NTILE
Returns the bucket number
associated with each row,
between 1 and the value of an expression. For example, creating
100 buckets puts the lowest 1% of values in the first bucket,
while creating 10 buckets puts the lowest 10% of values in the
first bucket. Each partition can have a different number of
buckets.
Syntax:
NTILE (expr [, offset ...]
OVER ([partition_by_clause] order_by_clause)
The ORDER BY
clause is required. The
PARTITION BY
clause is optional. The window
clause is not allowed.
Usage notes:
The ntile
name is derived from the practice of dividing
result sets into fourths (quartile), tenths (decile), and so on.
The NTILE()
function divides the result set based
on an arbitrary percentile value.
The number of buckets must be a positive integer.
The number of items in each bucket is identical or almost so, varying by at most 1. If the number of items does not divide evenly between the buckets, the remaining N items are divided evenly among the first N buckets.
If the number of buckets N is greater than the number of input rows in the partition, then the first N buckets each contain one item, and the remaining buckets are empty.
Examples:
The following example shows divides groups of animals into 4
buckets based on their weight. The ORDER BY ...
DESC
clause in the OVER()
clause means
that the heaviest 25% are in the first group, and the lightest 25%
are in the fourth group. (The ORDER BY
in the
outermost part of the query shows how you can order the final
result set independently from the order in which the rows are
evaluated by the OVER()
clause.) Because there
are 9 rows in the group, divided into 4 buckets, the first bucket
receives the extra item.
create table animals (name string, kind string, kilos decimal(9,3));
insert into animals values
('Elephant', 'Mammal', 4000), ('Giraffe', 'Mammal', 1200), ('Mouse', 'Mammal', 0.020),
('Condor', 'Bird', 15), ('Horse', 'Mammal', 500), ('Owl', 'Bird', 2.5),
('Ostrich', 'Bird', 145), ('Polar bear', 'Mammal', 700), ('Housecat', 'Mammal', 5);
select name, ntile(4) over (order by kilos desc) as quarter
from animals
order by quarter desc;
+------------+---------+
| name | quarter |
+------------+---------+
| Owl | 4 |
| Mouse | 4 |
| Condor | 3 |
| Housecat | 3 |
| Horse | 2 |
| Ostrich | 2 |
| Elephant | 1 |
| Giraffe | 1 |
| Polar bear | 1 |
+------------+---------+
The following examples show how the PARTITION
clause works for the NTILE()
function.
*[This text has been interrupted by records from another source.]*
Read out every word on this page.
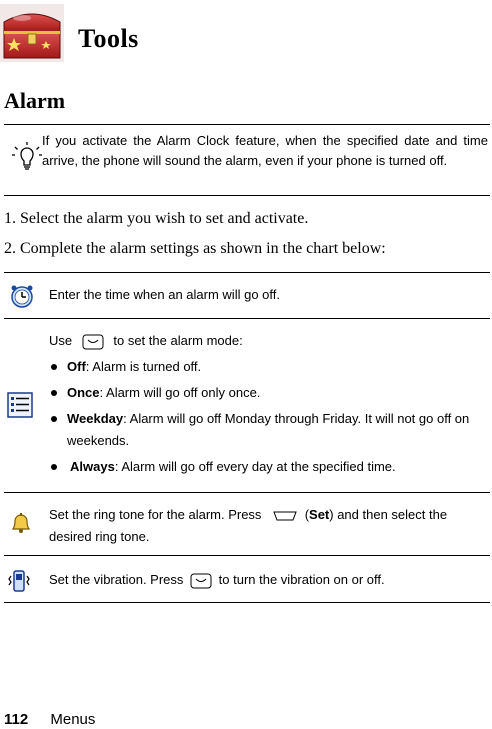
Tools
Alarm
If you activate the Alarm Clock feature, when the specified date and time arrive, the phone will sound the alarm, even if your phone is turned off.
1. Select the alarm you wish to set and activate.
2. Complete the alarm settings as shown in the chart below:
Enter the time when an alarm will go off.
Use	to set the alarm mode:
Off: Alarm is turned off.
Once: Alarm will go off only once.
Weekday: Alarm will go off Monday through Friday. It will not go off on weekends.
Always: Alarm will go off every day at the specified time.
Set the ring tone for the alarm. Press	(Set) and then select the desired ring tone.
Set the vibration. Press	to turn the vibration on or off.
112 Menus
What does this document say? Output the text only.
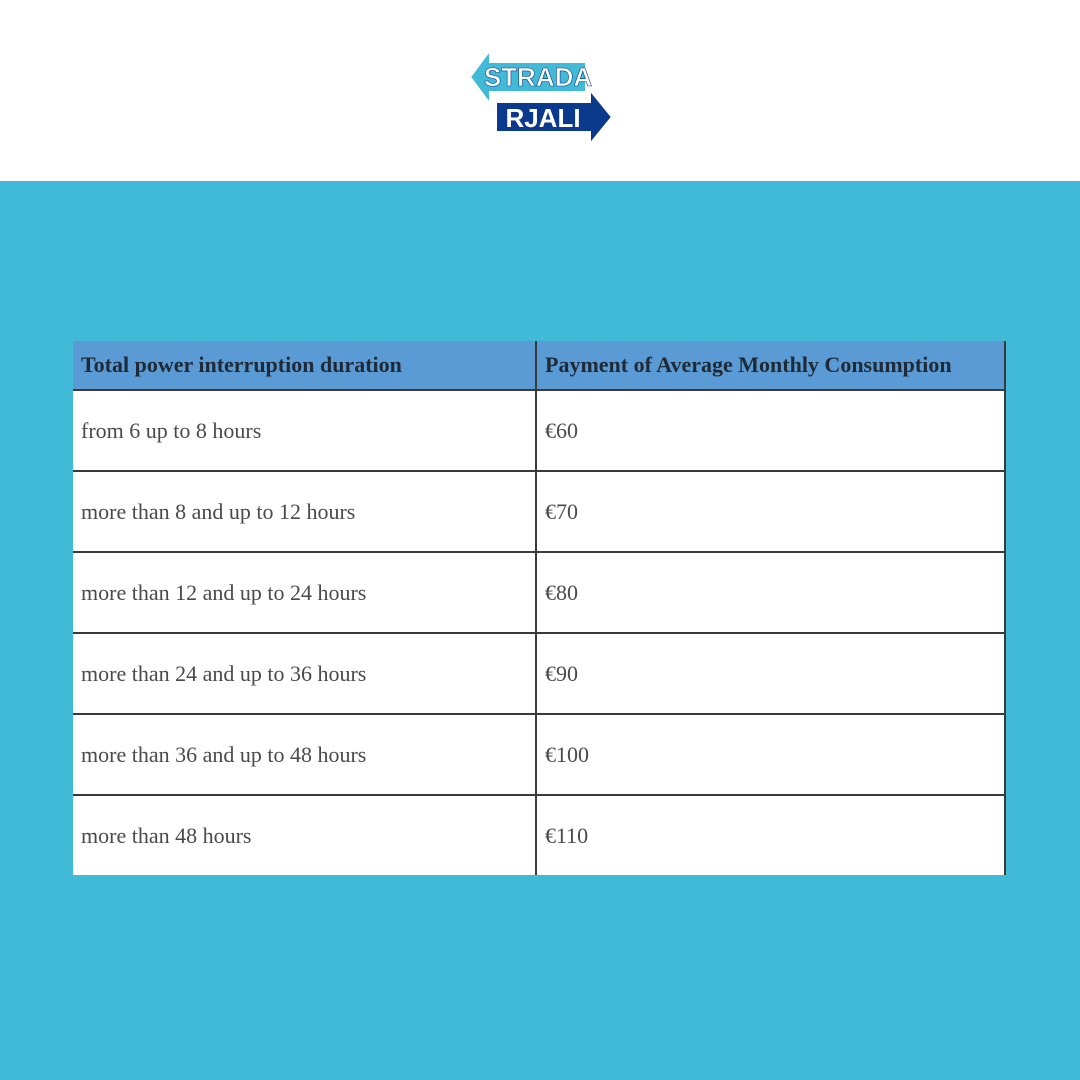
STRADA
RJALI
Total power interruption duration	Payment of Average Monthly Consumption
from 6 up to 8 hours	€60
more than 8 and up to 12 hours	€70
more than 12 and up to 24 hours	€80
more than 24 and up to 36 hours	€90
more than 36 and up to 48 hours	€100
more than 48 hours	€110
Here, we
divide each kind of animal (mammal or bird) into 2 buckets, the
heavier half and the lighter half.
select name, kind, ntile(2) over (partition by kind order by kilos desc) as half
from animals
order by kind;
+------------+--------+------+
| name | kind | half |
+------------+--------+------+
| Ostrich | Bird | 1 |
| Condor | Bird | 1 |
| Owl | Bird | 2 |
| Elephant | Mammal | 1 |
| Giraffe | Mammal | 1 |
| Polar bear | Mammal | 1 |
| Horse | Mammal | 2 |
| Housecat | Mammal | 2 |
| Mouse | Mammal | 2 |
+------------+--------+------+
Again, the result set can be ordered independently from the
analytic evaluation. This next example lists all the animals
heaviest to lightest, showing that elephant and giraffe are in the
top half
of mammals by weight, while housecat and mouse
are in the bottom half
.
select name, kind, ntile(2) over (partition by kind order by kilos desc) as half
from animals
order by kilos desc;
+------------+--------+------+
| name | kind | half |
+------------+--------+------+
| Elephant | Mammal | 1 |
| Giraffe | Mammal | 1 |
| Polar bear | Mammal | 1 |
| Horse | Mammal | 2 |
| Ostrich | Bird | 1 |
| Condor | Bird | 1 |
| Housecat | Mammal | 2 |
| Owl | Bird | 2 |
| Mouse | Mammal | 2 |
+------------+--------+------+